A divided Martha’s Vineyard Commission turned down a long-scrutinized plan to expand an Oak Bluffs building into a church this week, citing visual impact, neighborhood concerns and future building use as primary concerns.
The final vote was 4-3 against the project following a three-hour discussion at the Olde Stone Building Thursday night. There were 13 commissioners present, but two abstained from the final vote and four excused themselves from discussion and voting at the outset.
Under review by the MVC as a development of regional impact (DRI), the project involves a building at 1 Ryan’s Way which is owned by Alliance Community Church (formerly Nova Vida). The current project is a modification to a DRI approved by the commission in 2008. Some landscaping was completed on that project but a 150-seat community church was never built. In 2012 the church applied for permission to put an addition on the building. That triggered a second DRI due to building size, intensity of use and amount of parking.
A public hearing opened in May and hearings continued throughout summer and fall, with the final session Thursday night.
The new project would add 4,500 square foot to the building footprint bringing the total to 12,430 square feet, and would include a 150-seat church sanctuary, a community room, commercial kitchen and three-bedroom parsonage apartment.

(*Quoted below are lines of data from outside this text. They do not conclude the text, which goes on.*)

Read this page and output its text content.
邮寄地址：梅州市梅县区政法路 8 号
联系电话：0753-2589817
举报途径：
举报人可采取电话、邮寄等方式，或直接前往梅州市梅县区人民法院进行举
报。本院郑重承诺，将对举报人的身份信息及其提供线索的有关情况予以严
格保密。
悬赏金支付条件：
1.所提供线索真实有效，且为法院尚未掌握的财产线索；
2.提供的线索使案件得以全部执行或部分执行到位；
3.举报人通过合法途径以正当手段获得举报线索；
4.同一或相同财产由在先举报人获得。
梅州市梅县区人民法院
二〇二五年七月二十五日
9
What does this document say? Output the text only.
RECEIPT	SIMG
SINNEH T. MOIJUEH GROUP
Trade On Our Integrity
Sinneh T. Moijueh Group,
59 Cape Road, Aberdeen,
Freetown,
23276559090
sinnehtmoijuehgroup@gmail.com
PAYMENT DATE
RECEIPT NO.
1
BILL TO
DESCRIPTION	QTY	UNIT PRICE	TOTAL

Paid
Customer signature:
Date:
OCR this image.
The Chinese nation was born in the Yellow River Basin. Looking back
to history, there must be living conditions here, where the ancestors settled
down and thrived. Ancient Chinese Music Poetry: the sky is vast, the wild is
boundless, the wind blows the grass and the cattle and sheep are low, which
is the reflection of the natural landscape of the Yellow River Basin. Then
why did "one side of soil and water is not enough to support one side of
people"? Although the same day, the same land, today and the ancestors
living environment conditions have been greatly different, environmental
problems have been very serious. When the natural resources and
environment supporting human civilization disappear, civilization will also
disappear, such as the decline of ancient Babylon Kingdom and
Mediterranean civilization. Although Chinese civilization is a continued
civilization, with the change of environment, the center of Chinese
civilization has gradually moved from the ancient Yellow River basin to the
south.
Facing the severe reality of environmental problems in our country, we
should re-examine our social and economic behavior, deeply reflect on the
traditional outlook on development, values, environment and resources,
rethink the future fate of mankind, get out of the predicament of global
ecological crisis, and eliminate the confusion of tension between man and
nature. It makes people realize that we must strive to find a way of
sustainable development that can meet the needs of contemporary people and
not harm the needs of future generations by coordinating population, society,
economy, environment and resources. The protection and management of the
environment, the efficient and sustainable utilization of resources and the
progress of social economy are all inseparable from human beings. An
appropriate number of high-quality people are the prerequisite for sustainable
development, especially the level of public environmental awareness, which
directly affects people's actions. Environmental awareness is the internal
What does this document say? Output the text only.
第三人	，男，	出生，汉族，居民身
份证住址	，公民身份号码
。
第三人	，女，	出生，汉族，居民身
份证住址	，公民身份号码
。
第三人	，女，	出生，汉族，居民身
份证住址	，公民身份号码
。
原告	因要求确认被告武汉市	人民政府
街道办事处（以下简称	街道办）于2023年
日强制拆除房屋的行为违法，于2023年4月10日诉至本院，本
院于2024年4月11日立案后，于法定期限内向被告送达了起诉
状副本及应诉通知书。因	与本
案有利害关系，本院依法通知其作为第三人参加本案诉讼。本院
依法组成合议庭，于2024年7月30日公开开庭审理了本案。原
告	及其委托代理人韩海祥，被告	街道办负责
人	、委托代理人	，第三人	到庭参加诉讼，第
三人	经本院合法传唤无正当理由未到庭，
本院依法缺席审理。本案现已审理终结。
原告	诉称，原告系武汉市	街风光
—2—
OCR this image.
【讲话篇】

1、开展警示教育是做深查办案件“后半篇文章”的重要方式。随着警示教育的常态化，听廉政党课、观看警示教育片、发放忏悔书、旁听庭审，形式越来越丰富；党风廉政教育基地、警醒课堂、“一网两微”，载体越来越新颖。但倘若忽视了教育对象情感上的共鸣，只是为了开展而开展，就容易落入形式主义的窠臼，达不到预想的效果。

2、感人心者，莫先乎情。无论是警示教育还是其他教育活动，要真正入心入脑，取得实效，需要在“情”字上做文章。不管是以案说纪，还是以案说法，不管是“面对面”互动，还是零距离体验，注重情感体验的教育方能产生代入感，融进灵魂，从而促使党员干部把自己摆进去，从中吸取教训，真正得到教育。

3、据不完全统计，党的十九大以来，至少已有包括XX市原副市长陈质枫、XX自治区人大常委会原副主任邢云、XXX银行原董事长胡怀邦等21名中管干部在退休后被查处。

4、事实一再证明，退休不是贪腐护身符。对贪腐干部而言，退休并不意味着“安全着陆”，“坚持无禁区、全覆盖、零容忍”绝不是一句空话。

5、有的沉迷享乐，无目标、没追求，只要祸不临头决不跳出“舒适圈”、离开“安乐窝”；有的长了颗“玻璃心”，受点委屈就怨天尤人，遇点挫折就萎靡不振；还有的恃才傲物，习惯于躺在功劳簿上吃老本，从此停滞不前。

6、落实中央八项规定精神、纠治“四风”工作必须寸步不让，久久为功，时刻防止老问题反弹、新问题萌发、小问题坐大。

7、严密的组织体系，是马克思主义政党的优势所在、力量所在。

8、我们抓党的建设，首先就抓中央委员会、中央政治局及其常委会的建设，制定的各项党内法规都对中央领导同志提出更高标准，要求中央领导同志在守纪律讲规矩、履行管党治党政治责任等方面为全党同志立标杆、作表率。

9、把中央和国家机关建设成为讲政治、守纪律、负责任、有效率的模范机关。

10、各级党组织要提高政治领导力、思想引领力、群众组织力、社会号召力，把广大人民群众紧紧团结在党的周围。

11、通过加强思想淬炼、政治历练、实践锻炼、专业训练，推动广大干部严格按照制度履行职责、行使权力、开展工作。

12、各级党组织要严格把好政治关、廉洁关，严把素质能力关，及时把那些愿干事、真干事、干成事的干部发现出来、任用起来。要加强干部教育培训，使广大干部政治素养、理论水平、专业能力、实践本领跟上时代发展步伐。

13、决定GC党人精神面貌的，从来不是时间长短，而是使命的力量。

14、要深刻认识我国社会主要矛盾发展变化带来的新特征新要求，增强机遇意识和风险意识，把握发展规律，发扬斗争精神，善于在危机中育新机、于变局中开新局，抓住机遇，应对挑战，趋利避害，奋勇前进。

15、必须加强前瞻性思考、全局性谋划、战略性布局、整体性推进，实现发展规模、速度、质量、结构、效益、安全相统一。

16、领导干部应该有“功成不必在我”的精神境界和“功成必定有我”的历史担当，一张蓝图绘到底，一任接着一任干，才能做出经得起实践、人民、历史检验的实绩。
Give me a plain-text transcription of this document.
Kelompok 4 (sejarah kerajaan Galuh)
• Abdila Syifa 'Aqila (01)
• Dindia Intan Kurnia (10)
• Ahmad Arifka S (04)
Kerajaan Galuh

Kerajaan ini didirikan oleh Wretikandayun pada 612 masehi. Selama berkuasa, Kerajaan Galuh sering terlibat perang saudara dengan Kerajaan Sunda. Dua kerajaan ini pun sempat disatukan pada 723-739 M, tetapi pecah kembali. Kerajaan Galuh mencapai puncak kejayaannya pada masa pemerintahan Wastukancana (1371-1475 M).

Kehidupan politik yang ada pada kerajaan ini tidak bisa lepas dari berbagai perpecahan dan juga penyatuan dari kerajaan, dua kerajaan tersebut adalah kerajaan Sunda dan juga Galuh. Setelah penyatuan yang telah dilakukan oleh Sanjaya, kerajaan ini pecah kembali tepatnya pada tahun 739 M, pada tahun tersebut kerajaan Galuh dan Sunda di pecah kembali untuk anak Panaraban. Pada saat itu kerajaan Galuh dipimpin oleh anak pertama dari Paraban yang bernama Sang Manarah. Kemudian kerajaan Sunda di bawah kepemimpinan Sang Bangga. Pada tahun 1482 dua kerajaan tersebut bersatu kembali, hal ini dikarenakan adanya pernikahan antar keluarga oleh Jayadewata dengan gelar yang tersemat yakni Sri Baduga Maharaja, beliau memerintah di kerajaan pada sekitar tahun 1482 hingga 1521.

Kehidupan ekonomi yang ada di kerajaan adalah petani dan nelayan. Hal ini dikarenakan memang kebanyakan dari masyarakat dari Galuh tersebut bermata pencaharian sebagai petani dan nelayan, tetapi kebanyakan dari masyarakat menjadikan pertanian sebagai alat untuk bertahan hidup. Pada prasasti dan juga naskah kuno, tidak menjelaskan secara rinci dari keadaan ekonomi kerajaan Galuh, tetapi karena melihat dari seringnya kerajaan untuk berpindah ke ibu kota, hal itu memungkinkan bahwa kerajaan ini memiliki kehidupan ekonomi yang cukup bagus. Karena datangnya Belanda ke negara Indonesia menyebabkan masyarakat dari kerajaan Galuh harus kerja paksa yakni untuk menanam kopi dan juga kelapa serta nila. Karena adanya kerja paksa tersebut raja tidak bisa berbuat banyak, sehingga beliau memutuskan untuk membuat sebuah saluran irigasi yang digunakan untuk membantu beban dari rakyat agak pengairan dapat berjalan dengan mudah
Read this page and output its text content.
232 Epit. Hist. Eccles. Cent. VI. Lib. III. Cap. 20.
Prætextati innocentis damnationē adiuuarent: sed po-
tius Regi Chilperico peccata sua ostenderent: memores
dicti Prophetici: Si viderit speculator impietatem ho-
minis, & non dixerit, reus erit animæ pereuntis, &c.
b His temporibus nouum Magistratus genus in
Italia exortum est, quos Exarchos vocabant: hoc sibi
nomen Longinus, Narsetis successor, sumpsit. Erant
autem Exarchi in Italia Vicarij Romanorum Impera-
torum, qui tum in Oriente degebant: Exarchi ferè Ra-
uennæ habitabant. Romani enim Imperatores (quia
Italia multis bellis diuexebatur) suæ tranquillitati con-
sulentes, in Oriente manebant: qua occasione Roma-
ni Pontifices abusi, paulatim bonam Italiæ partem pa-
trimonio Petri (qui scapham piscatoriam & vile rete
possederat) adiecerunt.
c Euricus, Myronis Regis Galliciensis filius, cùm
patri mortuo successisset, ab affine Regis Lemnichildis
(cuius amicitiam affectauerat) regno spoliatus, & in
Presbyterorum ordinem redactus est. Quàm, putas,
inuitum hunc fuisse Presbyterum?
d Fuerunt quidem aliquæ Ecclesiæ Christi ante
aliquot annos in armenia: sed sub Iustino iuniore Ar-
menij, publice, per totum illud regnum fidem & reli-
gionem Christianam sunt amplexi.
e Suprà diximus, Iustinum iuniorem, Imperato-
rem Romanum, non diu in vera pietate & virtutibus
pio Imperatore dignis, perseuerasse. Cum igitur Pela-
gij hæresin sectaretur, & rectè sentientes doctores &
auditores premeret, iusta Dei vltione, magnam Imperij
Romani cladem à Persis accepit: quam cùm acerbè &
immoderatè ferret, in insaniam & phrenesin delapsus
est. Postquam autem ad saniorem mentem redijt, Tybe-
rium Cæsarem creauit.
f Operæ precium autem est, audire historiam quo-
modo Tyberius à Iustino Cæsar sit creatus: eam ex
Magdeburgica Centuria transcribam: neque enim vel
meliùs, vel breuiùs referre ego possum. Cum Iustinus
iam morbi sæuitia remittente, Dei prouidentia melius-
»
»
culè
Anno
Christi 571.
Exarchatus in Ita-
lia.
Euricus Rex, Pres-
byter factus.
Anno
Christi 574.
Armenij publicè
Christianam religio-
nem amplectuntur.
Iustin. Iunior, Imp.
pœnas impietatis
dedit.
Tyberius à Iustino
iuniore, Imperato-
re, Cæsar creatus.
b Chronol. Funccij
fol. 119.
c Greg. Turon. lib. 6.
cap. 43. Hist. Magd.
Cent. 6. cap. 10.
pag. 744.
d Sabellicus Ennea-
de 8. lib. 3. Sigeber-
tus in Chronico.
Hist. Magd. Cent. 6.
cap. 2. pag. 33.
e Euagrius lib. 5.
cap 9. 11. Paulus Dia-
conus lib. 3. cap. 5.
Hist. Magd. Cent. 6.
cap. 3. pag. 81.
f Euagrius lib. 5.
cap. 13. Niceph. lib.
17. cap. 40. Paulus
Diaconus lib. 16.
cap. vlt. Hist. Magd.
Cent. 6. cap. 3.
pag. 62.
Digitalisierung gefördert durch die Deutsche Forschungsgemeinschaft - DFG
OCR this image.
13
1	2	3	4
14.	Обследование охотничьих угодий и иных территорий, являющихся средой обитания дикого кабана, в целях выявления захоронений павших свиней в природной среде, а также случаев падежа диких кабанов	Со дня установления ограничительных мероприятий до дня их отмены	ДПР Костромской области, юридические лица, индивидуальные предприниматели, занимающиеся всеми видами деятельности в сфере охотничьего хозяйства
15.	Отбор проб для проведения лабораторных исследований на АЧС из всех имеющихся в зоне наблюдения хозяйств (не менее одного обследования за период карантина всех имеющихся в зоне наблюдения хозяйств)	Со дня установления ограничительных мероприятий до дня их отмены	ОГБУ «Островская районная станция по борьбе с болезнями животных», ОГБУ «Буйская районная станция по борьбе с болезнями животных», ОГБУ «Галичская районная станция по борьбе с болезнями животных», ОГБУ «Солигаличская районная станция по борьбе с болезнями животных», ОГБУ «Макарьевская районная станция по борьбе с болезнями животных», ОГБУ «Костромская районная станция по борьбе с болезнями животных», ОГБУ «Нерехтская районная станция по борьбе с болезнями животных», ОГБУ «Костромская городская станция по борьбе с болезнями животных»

The congregation of Alliance Community Church was most recently listed as between 65 and 80, a decrease from the 85-90 it had in 2008.
Commissioners said they were largely satisfied with the applicant’s proposals to address wastewater management, manage the commercial kitchen and reduce the size of the basement area. But the planned community room was a sticking point as well as the size and scale of the building relative to the neighborhood.
The application says the community room is intended for church-related activities, but hours of use were not specified. That bothered some commissioners. Erik Hammarlund said in the absence of specified hours the room could be used between 7 a.m. and 9 p.m. He cautioned that the commission should not “assume the use of the community room is limited to this church right now,” and needed to think long-term.
“Another church can come in [later], another tenant could come in,” Mr. Hammarlund said.
Commissioner Linda Sibley acknowledged that a church needs space beyond the sanctuary to host activities, but said she was “really stuck on the fact that use of the community room is poorly defined.”
Other commissioners questioned whether the church needed an expansion when the congregation was smaller than it had once been.
“The people that are for this project haven’t convinced me that they need this size,” said commissioner Brian Smith. He added that while he was uncomfortable telling a church how large its building could be, the size of the project in a residential area was also troubling. During earlier public hearings Ryan’s Way residents registered strong concerns about the potential impact on the neighborhood.
Commissioner James Joyce said both the size and design of the structure were out of character for the area, leading to discussion about the look of Edgartown-Vineyard Haven Road in general.
Mrs. Sibley observed that while churches are traditionally located within walking distance of homes, the section of Edgartown-Vineyard Haven Road where Alliance Community building is has “zoned itself to become a strip of institutions and that’s not the same thing as the traditional church in a residential neighborhood.”
“I don’t think it’s beneficial to the community as a whole that we have this strip,” she said.
“And it looks like Everywhere, USA,” Mr. Smith added.
“There’s no place else on the Island that has this particular character, and it’s not solvable,” Mrs. Sibley said.
Commissioner Douglas Sederholm favored approving the plan although he said he was not in love with the bigger building.
“It doesn’t make me happy but I don’t think it’s an unreasonable use of the property as a church and that’s good enough for me,” he said. Mr. Sederholm noted the large number of conditions (10) that had been developed to be attached to possible approval of the plan. “I don’t know what more we could do to try to balance the interest of the neighbors and the interest of the applicants,” Mr. Sederholm said. He said he was “willing to accept the risk that the community room would be used a great deal.”
“It’s a church, that’s what churches do,” he said. “I don’t see we’ve limited it in any other house of worship.”
But Mr. Smith said that while the project had benefitted from a give-and-take between the MVC and the applicant, for him the detriments still outweighed the benefits. “There’s a lot of good things that came out of this modification,” he said. “I think we like a lot of things except for the bulk of the building.” He suggested that if the project was denied the applicant could rework the plan and come before the MVC again.
Mrs. Sibley agreed. “It is 90 per cent better than what it was, but there are still loopholes,” she said.
MVC voting procedure on DRIs allows three paths to a decision: a motion to approve, a motion to approve with conditions and a motion to deny.
On the Allliance project the motion was to approve with conditions. The roll call vote follows:
Voting yes were Christina Brown, Fred Hancock and Douglas Sederholm.
Voting no were John Breckenridge, Joshua Goldstein, James Joyce and Brian Smith.
Erik Hammarlund and Linda Sibley abstained.
Clarence A. Barnes 3rd, Madeline Fisher, Leonard Jason Jr., and Joan Malkin recused themselves and left the room during the discussion and vote.